Night-time smartphone work drains employee effectiveness in the morning

Think your smart phone enables you to do it all? Handle work tasks at night and still be sharp at the office the next morning?

Think again, says new research by Christopher Barnes, an assistant professor of management at the University of Washington Foster School of Business.

Barnes and co-authors Klodiana Lanaj of the University of Florida and Russell Johnson of Michigan State University summarize their forthcoming paper in a Harvard Business Review blog post.

“Smartphones are enormously valuable for helping people fit work activity into times and places outside of the office,” they write. “However, our new research indicates the greater connectivity comes at a cost: using a smartphone to cram more work into a given evening results in less work done the next day… Smartphones are bad for sleep, and sleep is very important to effectiveness as an employee.”

Barnes explains that smartphones keep us mentally engaged with work late into the evening, making it harder to detach, relax, and sleep deeply to recharge our batteries.

He adds that managers need to find creative ways to balance the downside of smartphone use with the significant upside of this powerful work tool.

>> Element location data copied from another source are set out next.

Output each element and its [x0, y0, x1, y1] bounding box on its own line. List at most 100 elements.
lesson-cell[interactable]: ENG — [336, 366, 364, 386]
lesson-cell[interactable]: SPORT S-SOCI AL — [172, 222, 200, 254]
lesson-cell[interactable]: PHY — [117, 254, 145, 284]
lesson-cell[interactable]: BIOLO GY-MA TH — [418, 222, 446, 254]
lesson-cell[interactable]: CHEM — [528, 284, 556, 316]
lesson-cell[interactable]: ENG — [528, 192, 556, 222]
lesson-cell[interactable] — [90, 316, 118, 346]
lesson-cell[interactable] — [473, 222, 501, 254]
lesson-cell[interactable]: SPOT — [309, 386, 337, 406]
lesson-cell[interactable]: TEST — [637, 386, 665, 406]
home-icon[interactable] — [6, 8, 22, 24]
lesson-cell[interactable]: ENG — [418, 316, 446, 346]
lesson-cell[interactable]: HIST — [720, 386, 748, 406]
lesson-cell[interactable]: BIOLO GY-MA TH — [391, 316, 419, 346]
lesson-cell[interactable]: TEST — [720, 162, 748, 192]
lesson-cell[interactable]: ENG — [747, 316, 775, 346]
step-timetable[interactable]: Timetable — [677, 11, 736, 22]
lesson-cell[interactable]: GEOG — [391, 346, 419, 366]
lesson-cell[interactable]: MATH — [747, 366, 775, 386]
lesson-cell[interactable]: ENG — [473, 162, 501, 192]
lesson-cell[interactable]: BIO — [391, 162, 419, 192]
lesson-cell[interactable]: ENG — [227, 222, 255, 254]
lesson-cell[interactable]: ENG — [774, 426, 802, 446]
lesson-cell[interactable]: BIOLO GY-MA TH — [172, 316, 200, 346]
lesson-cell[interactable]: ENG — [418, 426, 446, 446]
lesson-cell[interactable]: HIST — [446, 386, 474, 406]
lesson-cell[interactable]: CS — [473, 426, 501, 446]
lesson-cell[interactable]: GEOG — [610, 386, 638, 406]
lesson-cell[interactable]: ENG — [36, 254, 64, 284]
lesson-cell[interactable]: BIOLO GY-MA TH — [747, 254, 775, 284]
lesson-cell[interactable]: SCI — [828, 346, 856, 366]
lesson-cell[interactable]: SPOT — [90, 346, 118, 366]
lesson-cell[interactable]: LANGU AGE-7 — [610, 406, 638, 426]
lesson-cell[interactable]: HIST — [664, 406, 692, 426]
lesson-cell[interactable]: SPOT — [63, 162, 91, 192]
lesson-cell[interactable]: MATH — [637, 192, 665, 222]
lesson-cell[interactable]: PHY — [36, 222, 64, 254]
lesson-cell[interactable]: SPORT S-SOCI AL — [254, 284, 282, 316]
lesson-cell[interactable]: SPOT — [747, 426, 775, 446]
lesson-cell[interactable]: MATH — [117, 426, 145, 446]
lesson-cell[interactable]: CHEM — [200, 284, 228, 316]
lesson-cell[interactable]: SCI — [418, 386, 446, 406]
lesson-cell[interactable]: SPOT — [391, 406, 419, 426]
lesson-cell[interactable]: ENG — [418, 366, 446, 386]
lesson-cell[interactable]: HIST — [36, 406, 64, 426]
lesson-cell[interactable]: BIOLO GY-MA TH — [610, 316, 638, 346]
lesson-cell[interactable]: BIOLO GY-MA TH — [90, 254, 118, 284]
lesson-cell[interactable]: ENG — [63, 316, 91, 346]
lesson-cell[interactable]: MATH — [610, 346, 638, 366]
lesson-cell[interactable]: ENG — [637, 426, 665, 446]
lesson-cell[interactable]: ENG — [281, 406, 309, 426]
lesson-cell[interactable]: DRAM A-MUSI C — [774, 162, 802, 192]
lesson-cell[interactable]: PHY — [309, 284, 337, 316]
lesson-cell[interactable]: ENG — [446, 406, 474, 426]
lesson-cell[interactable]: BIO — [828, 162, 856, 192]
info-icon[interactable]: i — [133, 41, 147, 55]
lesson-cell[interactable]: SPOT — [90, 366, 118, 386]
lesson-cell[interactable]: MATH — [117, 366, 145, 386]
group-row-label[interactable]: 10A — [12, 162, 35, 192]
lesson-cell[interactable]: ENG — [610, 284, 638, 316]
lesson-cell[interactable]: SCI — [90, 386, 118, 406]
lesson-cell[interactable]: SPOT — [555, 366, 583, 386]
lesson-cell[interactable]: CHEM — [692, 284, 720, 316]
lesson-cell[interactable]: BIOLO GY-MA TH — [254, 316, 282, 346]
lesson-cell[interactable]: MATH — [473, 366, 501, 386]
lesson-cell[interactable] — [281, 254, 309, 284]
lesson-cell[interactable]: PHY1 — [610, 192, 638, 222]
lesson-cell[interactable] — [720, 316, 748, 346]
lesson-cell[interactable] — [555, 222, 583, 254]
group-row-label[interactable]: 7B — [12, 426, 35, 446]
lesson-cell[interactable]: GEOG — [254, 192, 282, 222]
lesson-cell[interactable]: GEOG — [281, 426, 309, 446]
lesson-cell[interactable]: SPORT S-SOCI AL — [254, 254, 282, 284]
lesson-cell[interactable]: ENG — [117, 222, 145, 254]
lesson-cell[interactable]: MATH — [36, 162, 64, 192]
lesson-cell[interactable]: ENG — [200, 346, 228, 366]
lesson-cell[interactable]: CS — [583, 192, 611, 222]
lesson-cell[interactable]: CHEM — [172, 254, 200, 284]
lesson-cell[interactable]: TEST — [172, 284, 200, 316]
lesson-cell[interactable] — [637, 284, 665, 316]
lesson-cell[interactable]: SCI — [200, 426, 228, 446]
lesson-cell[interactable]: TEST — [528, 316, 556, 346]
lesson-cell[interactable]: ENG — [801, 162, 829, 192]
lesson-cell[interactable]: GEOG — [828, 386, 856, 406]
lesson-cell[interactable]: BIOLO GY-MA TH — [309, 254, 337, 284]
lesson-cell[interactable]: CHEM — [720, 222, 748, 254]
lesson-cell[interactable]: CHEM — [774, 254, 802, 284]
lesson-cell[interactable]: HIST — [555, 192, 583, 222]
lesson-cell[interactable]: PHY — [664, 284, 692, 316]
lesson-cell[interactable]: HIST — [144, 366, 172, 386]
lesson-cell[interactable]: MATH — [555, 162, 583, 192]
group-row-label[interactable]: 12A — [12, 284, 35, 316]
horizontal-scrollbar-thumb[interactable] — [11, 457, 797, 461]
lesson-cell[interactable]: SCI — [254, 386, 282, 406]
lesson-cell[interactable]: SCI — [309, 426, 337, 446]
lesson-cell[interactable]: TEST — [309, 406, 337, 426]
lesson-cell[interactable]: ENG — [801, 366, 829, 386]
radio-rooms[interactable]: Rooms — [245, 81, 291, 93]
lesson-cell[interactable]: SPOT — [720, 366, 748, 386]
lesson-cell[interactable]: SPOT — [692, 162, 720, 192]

One possible solution cited is adopting predictable time off each day, a set time to power down and psychologically disengage from work. Another is establishing new norms of when employees are expected to respond to e-mails.

“As smartphones become more embedded in our daily lives, we should continue to seek solutions that will enable us to stay in touch with smartphones and still get the sleep we need to be effective the next day,” the authors conclude. “In contrast to a short-term perspective that puts the current work item as the top priority, a perspective that focuses on longer-term performance will leave more room for managing smartphones in a manner that preserves sleep.

“The more important the job, the more important it is to work with a fresh brain. We would do well to remember that, and not let our phones call the shots.”

“Beginning the Workday yet Already Depleted? Consequences of Late-Night Smartphone Use and Sleep” is forthcoming in the journal Organizational Behavior and Human Decision Processes.